The Larch (Larix Europaea, etc.). Though traceable in England for two hundred years, it is within this century that the larch has been extensively cultivated for profit. The exact date of its introduction from the mountain ranges of some other part of Europe is not known, but there is a popular tradition that it was first brought to Scotland with some orange-trees from Italy, and having begun to wither under hot-house treatment, was thrown outside, where it took root and throve thereafter. The wood of full-grown larch-trees is very valuable. To John, Duke of Athol, Scotland is indebted for the introduction of larch plantations on an enormous scale. He is said to have planted 6500 acres of mountain-ground with these valuable trees, which not only bring in heavy returns as timber, but so enrich the ground on which they grow, by the decayed spicula or spines which fall from them, as to increase its value in the course of some years eight or tenfold. The Duke was buried in a coffin made of larch-wood! This sounds as if the merits of the larch-tree had been indeed a hobby with him, but when one comes to enumerate them one does not wonder that a man should feel his life very usefully devoted to establishing so valuable a tree in his native country, and that the pains and pride it brought him should have awakened sentiment enough to make him desire to make his last cradle from his favourite tree.
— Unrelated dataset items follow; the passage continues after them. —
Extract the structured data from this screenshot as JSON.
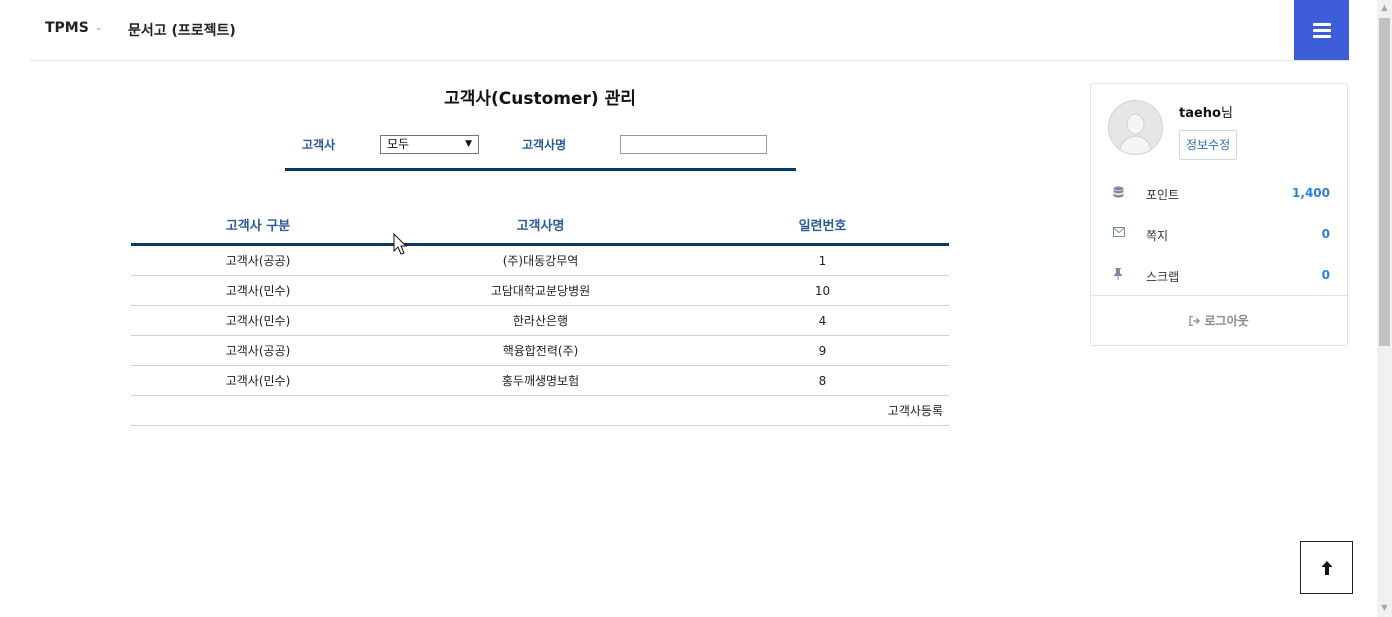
{
  "nav": {
    "brand": "TPMS",
    "brand_caret": "⌄",
    "menu_item": "문서고 (프로젝트)",
    "menu_icon": "hamburger-icon"
  },
  "page": {
    "title": "고객사(Customer) 관리"
  },
  "filter": {
    "type_label": "고객사",
    "type_selected": "모두",
    "name_label": "고객사명",
    "name_value": ""
  },
  "table": {
    "headers": [
      "고객사 구분",
      "고객사명",
      "일련번호"
    ],
    "rows": [
      [
        "고객사(공공)",
        "(주)대동강무역",
        "1"
      ],
      [
        "고객사(민수)",
        "고담대학교분당병원",
        "10"
      ],
      [
        "고객사(민수)",
        "한라산은행",
        "4"
      ],
      [
        "고객사(공공)",
        "핵융합전력(주)",
        "9"
      ],
      [
        "고객사(민수)",
        "홍두깨생명보험",
        "8"
      ]
    ],
    "register_link": "고객사등록"
  },
  "profile": {
    "username": "taeho",
    "honorific": "님",
    "edit_button": "정보수정",
    "stats": [
      {
        "icon": "database-icon",
        "label": "포인트",
        "value": "1,400"
      },
      {
        "icon": "envelope-icon",
        "label": "쪽지",
        "value": "0"
      },
      {
        "icon": "pin-icon",
        "label": "스크랩",
        "value": "0"
      }
    ],
    "logout": "로그아웃"
  },
  "scroll_top_icon": "arrow-up-icon",
  "colors": {
    "accent": "#3d5ed8",
    "header_blue": "#2b5b93",
    "rule": "#0b3a66",
    "value_blue": "#2b7fd8"
  }
}
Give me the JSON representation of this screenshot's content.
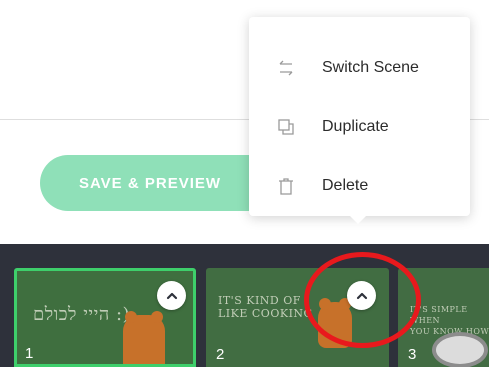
{
  "save_button": {
    "label": "SAVE & PREVIEW"
  },
  "context_menu": {
    "items": [
      {
        "label": "Switch Scene",
        "icon": "switch-arrows-icon"
      },
      {
        "label": "Duplicate",
        "icon": "duplicate-icon"
      },
      {
        "label": "Delete",
        "icon": "trash-icon"
      }
    ]
  },
  "timeline": {
    "scenes": [
      {
        "number": "1",
        "caption": "הייי לכולם :)",
        "selected": true
      },
      {
        "number": "2",
        "caption": "IT'S KIND OF\nLIKE COOKING",
        "selected": false
      },
      {
        "number": "3",
        "caption": "IT'S SIMPLE WHEN\nYOU KNOW HOW",
        "selected": false
      }
    ]
  },
  "colors": {
    "accent_green": "#3ecf6b",
    "button_green": "#8fe0b8",
    "timeline_bg": "#2e313b",
    "annotation_red": "#e8191d"
  }
}
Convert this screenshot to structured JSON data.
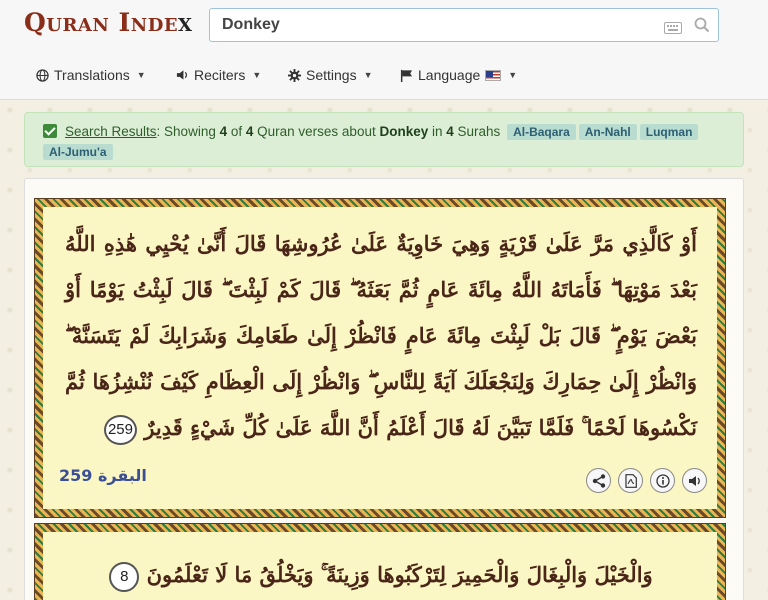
{
  "header": {
    "logo_main": "Quran Inde",
    "logo_x": "x",
    "search": {
      "value": "Donkey",
      "placeholder": ""
    },
    "nav": [
      {
        "label": "Translations",
        "icon": "globe-icon"
      },
      {
        "label": "Reciters",
        "icon": "speaker-icon"
      },
      {
        "label": "Settings",
        "icon": "gear-icon"
      },
      {
        "label": "Language",
        "icon": "flag-icon"
      }
    ]
  },
  "alert": {
    "link_text": "Search Results",
    "text_1": ": Showing ",
    "shown_count": "4",
    "text_2": " of ",
    "total_count": "4",
    "text_3": " Quran verses about ",
    "query": "Donkey",
    "text_4": " in ",
    "surah_count": "4",
    "text_5": " Surahs",
    "surahs": [
      "Al-Baqara",
      "An-Nahl",
      "Luqman",
      "Al-Jumu'a"
    ]
  },
  "results": [
    {
      "text": "أَوْ كَالَّذِي مَرَّ عَلَىٰ قَرْيَةٍ وَهِيَ خَاوِيَةٌ عَلَىٰ عُرُوشِهَا قَالَ أَنَّىٰ يُحْيِي هَٰذِهِ اللَّهُ بَعْدَ مَوْتِهَا ۖ فَأَمَاتَهُ اللَّهُ مِائَةَ عَامٍ ثُمَّ بَعَثَهُ ۖ قَالَ كَمْ لَبِثْتَ ۖ قَالَ لَبِثْتُ يَوْمًا أَوْ بَعْضَ يَوْمٍ ۖ قَالَ بَلْ لَبِثْتَ مِائَةَ عَامٍ فَانْظُرْ إِلَىٰ طَعَامِكَ وَشَرَابِكَ لَمْ يَتَسَنَّهْ ۖ وَانْظُرْ إِلَىٰ حِمَارِكَ وَلِنَجْعَلَكَ آيَةً لِلنَّاسِ ۖ وَانْظُرْ إِلَى الْعِظَامِ كَيْفَ نُنْشِزُهَا ثُمَّ نَكْسُوهَا لَحْمًا ۚ فَلَمَّا تَبَيَّنَ لَهُ قَالَ أَعْلَمُ أَنَّ اللَّهَ عَلَىٰ كُلِّ شَيْءٍ قَدِيرٌ",
      "number": "259",
      "ref": "البقرة 259"
    },
    {
      "text": "وَالْخَيْلَ وَالْبِغَالَ وَالْحَمِيرَ لِتَرْكَبُوهَا وَزِينَةً ۚ وَيَخْلُقُ مَا لَا تَعْلَمُونَ",
      "number": "8"
    }
  ],
  "actions": [
    "share-icon",
    "pdf-icon",
    "info-icon",
    "audio-icon"
  ],
  "colors": {
    "logo": "#8a2e1a",
    "verse_text": "#4a2618",
    "verse_bg": "#fbf7c4",
    "alert_bg": "#dcefd6",
    "tag_bg": "#b9dcd0",
    "ref": "#3a4f95"
  }
}
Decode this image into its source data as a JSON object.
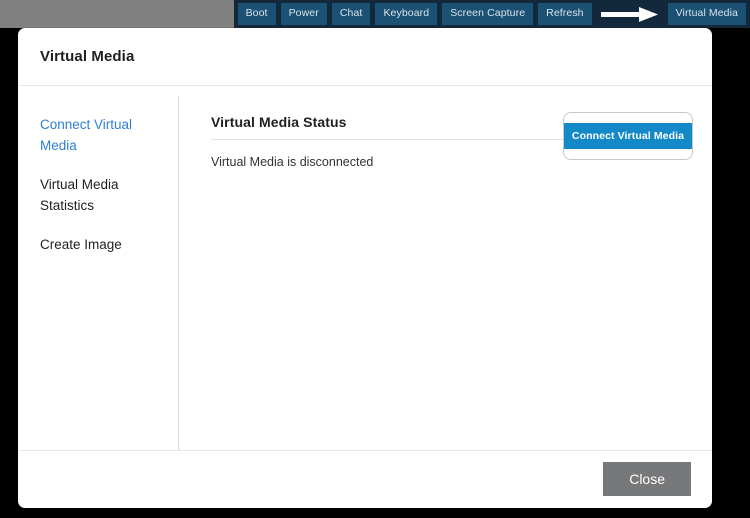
{
  "toolbar": {
    "buttons": [
      {
        "label": "Boot",
        "name": "toolbar-boot-button"
      },
      {
        "label": "Power",
        "name": "toolbar-power-button"
      },
      {
        "label": "Chat",
        "name": "toolbar-chat-button"
      },
      {
        "label": "Keyboard",
        "name": "toolbar-keyboard-button"
      },
      {
        "label": "Screen Capture",
        "name": "toolbar-screen-capture-button"
      },
      {
        "label": "Refresh",
        "name": "toolbar-refresh-button"
      }
    ],
    "virtual_media_label": "Virtual Media",
    "annotation_icon": "right-arrow-icon"
  },
  "dialog": {
    "title": "Virtual Media",
    "nav": [
      {
        "label": "Connect Virtual Media",
        "active": true
      },
      {
        "label": "Virtual Media Statistics",
        "active": false
      },
      {
        "label": "Create Image",
        "active": false
      }
    ],
    "section_title": "Virtual Media Status",
    "status_text": "Virtual Media is disconnected",
    "connect_button_label": "Connect Virtual Media",
    "close_button_label": "Close"
  },
  "colors": {
    "toolbar_background": "#14283c",
    "toolbar_button": "#1b5273",
    "overlay_gray": "#808080",
    "accent_blue": "#1389c8",
    "link_blue": "#2d7fd3",
    "close_gray": "#77787a",
    "backdrop": "#000000"
  }
}
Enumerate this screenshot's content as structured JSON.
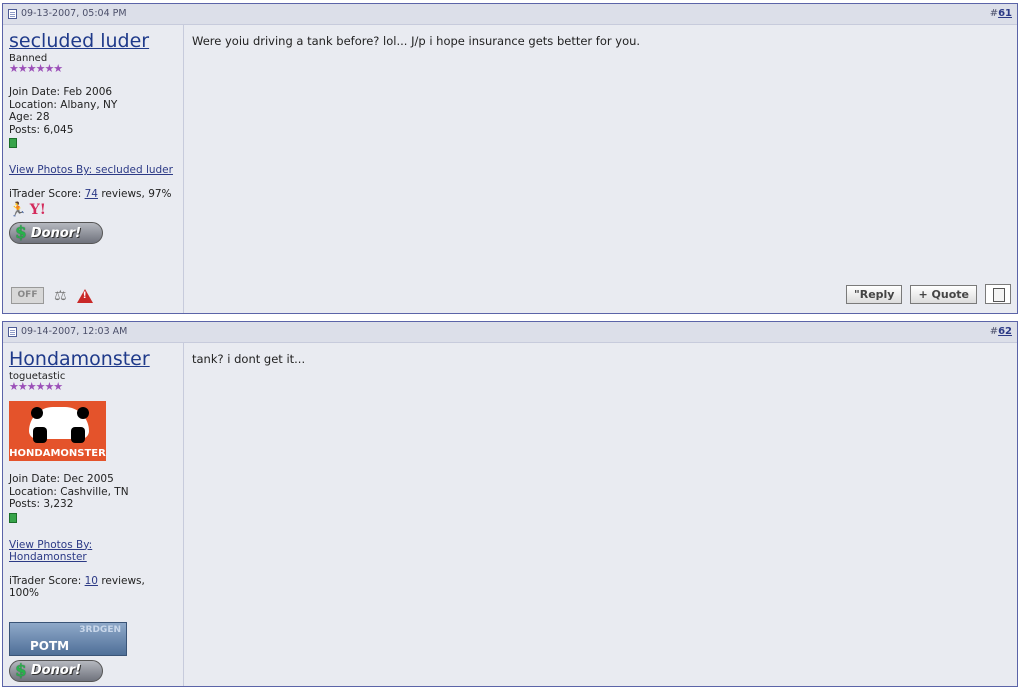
{
  "posts": [
    {
      "date": "09-13-2007, 05:04 PM",
      "number_prefix": "#",
      "number": "61",
      "username": "secluded luder",
      "user_title": "Banned",
      "stars": "★★★★★★",
      "info": {
        "join_date": "Join Date: Feb 2006",
        "location": "Location: Albany, NY",
        "age": "Age: 28",
        "posts": "Posts: 6,045"
      },
      "view_photos": "View Photos By: secluded luder",
      "itrader_prefix": "iTrader Score: ",
      "itrader_count": "74",
      "itrader_suffix": " reviews, 97%",
      "donor_label": "Donor!",
      "status_badge": "OFF",
      "message": "Were yoiu driving a tank before? lol... J/p i hope insurance gets better for you.",
      "reply_label": "\"Reply",
      "quote_label": "+ Quote"
    },
    {
      "date": "09-14-2007, 12:03 AM",
      "number_prefix": "#",
      "number": "62",
      "username": "Hondamonster",
      "user_title": "toguetastic",
      "stars": "★★★★★★",
      "avatar_text": "HONDAMONSTER",
      "info": {
        "join_date": "Join Date: Dec 2005",
        "location": "Location: Cashville, TN",
        "posts": "Posts: 3,232"
      },
      "view_photos": "View Photos By: Hondamonster",
      "itrader_prefix": "iTrader Score: ",
      "itrader_count": "10",
      "itrader_suffix": " reviews, 100%",
      "potm_top": "3RDGEN",
      "potm_label": "POTM",
      "donor_label": "Donor!",
      "message": "tank? i dont get it..."
    }
  ],
  "colors": {
    "link": "#2c3a86",
    "post_bg": "#e9ebf1",
    "header_bg": "#dcdfe9",
    "border": "#5b64a8",
    "stars": "#9b4fb8"
  }
}
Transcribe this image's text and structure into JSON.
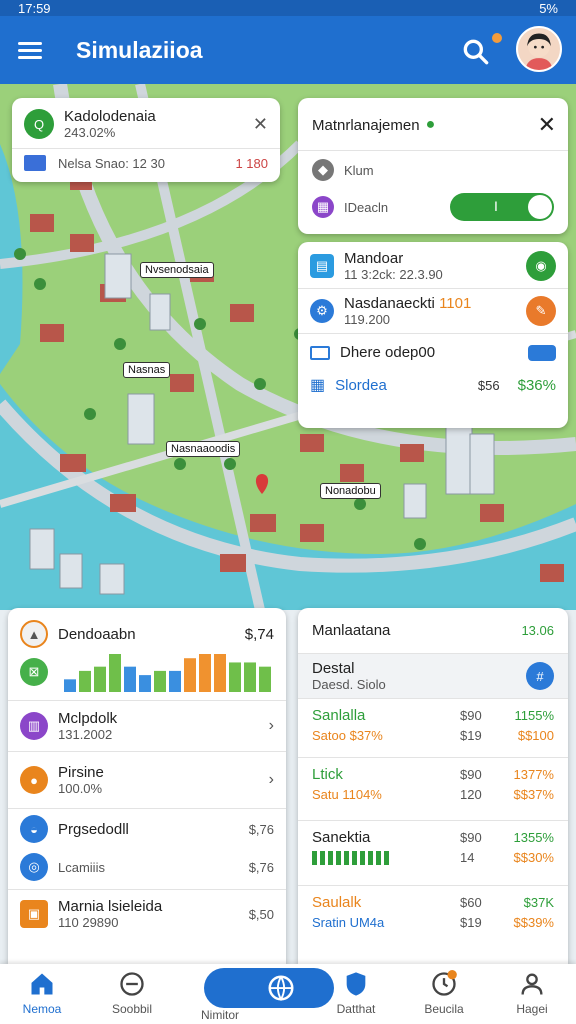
{
  "status": {
    "time": "17:59",
    "battery": "5%"
  },
  "app": {
    "title": "Simulaziioa"
  },
  "map_labels": [
    "Nvsenodsaia",
    "Nasnas",
    "Nasnaaoodis",
    "Nonadobu"
  ],
  "top_left_card": {
    "title": "Kadolodenaia",
    "value": "243.02%",
    "sub": "Nelsa Snao: 12 30",
    "sub_value": "1 180"
  },
  "mgmt_card": {
    "title": "Matnrlanajemen",
    "row1": "Klum",
    "row2": "IDeacln",
    "toggle_label": "I"
  },
  "mid_card": {
    "items": [
      {
        "title": "Mandoar",
        "sub": "11 3:2ck: 22.3.90"
      },
      {
        "title": "Nasdanaeckti",
        "badge": "1101",
        "sub": "119.200"
      }
    ],
    "input_label": "Dhere odep00",
    "action_label": "Slordea",
    "action_value": "$56",
    "action_pct": "$36%"
  },
  "left_panel": {
    "header_title": "Dendoaabn",
    "header_value": "$,74",
    "chart_data": {
      "type": "bar",
      "values": [
        3,
        5,
        6,
        9,
        6,
        4,
        5,
        5,
        8,
        9,
        9,
        7,
        7,
        6
      ],
      "colors": [
        "#3a8fe0",
        "#6fbf4a",
        "#6fbf4a",
        "#6fbf4a",
        "#3a8fe0",
        "#3a8fe0",
        "#6fbf4a",
        "#3a8fe0",
        "#f0922f",
        "#f0922f",
        "#f0922f",
        "#6fbf4a",
        "#6fbf4a",
        "#6fbf4a"
      ]
    },
    "rows": [
      {
        "title": "Mclpdolk",
        "sub": "131.2002"
      },
      {
        "title": "Pirsine",
        "sub": "100.0%"
      },
      {
        "title": "Prgsedodll",
        "value": "$,76"
      },
      {
        "title": "Lcamiiis",
        "value": "$,76"
      },
      {
        "title": "Marnia lsieleida",
        "sub": "110 29890",
        "value": "$,50"
      }
    ]
  },
  "right_panel": {
    "title": "Manlaatana",
    "value": "13.06",
    "detail_title": "Destal",
    "detail_sub": "Daesd. Siolo",
    "detail_btn": "#",
    "rows": [
      {
        "a": "Sanlalla",
        "b": "$90",
        "c": "1155%",
        "d": "Satoo $37%",
        "e": "$19",
        "f": "$$100"
      },
      {
        "a": "Ltick",
        "b": "$90",
        "c": "1377%",
        "d": "Satu 1104%",
        "e": "120",
        "f": "$$37%"
      },
      {
        "a": "Sanektia",
        "b": "$90",
        "c": "1355%",
        "e": "14",
        "f": "$$30%"
      },
      {
        "a": "Saulalk",
        "b": "$60",
        "c": "$37K",
        "d": "Sratin UM4a",
        "e": "$19",
        "f": "$$39%"
      }
    ]
  },
  "nav": [
    {
      "label": "Nemoa"
    },
    {
      "label": "Soobbil"
    },
    {
      "label": "Nimitor"
    },
    {
      "label": "Datthat"
    },
    {
      "label": "Beucila"
    },
    {
      "label": "Hagei"
    }
  ]
}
Larch-wood is light, strong, and durable. It is used for beams and for ship-building, for railroad-sleepers and mill-axles, for water-pipes, and for panels for pictures. Evelyn says that Raphael, the great painter, painted many of his pictures on larch-wood. It will stand in heat and wet, under water and above ground. It yields good turpentine, but trees that have been tapped to procure this are of no use afterwards for building purposes. The larch is said not to make good masts for ships, but its durability in all varieties of temperature and changes of weather make it valuable for vine-props. When made of larch-poles these are never taken up as hop-poles are. Year after year the vines climb them and fade at their feet, and they are said to have outlasted at least one generation of vine-growers.

In “little woods” the larches are planted very close, so that they may “spindle up” and become tall before they grow thick. They are then used for hop-poles and props of various kinds.

The Oak (Quercus robur, etc.) is pre-eminently a British tree. Of its beauty, size, the venerable age it will attain, and its historical associations, we have no space to speak here, and our young readers are probably not ignorant on the subject.

The durability of its wood is proverbial. The bark is also of great value, and though the slow growth of the oak in its earlier years postpones profit to the planter, it does so little harm to other wood grown with it (being in this respect very different from the beech), that profitable coppice-wood and other trees may be grown in the same plantation.

The age at which the oak should be felled for ship-timber, etc., depends on many circumstances, and is fixed by different authorities at from eighty to a hundred and fifty years.

Oaks are said to be more liable than other trees to be struck by lightning.

Oak-coppices or “little woods” are cut over at from twelve to thirty years old. The bark is valuable as well as the wood.

The Pine (Pinus sylvestris, etc.), like the larch, will flourish on poor soils. It is valuable as a protection for other trees. The varieties and variations of this tree are very numerous.

It is a very valuable timber-tree, the wood being loosely known as “deal”; but “deals” are, properly speaking, planks of pine-wood of a certain thickness, “boards” being the technical name for a thicker kind. Pine trunks are used for the masts of ships. “In the north of Russia and in Lapland the outer bark is used, like that of the birch, for covering huts, for lining them inside, and as a substitute for cork for floating the nets of fishermen; and the inner bark is woven into mats like those made from the lime-tree. Ropes are also made from the bark, which are said to be very strong and elastic, and are generally used by the fishermen.”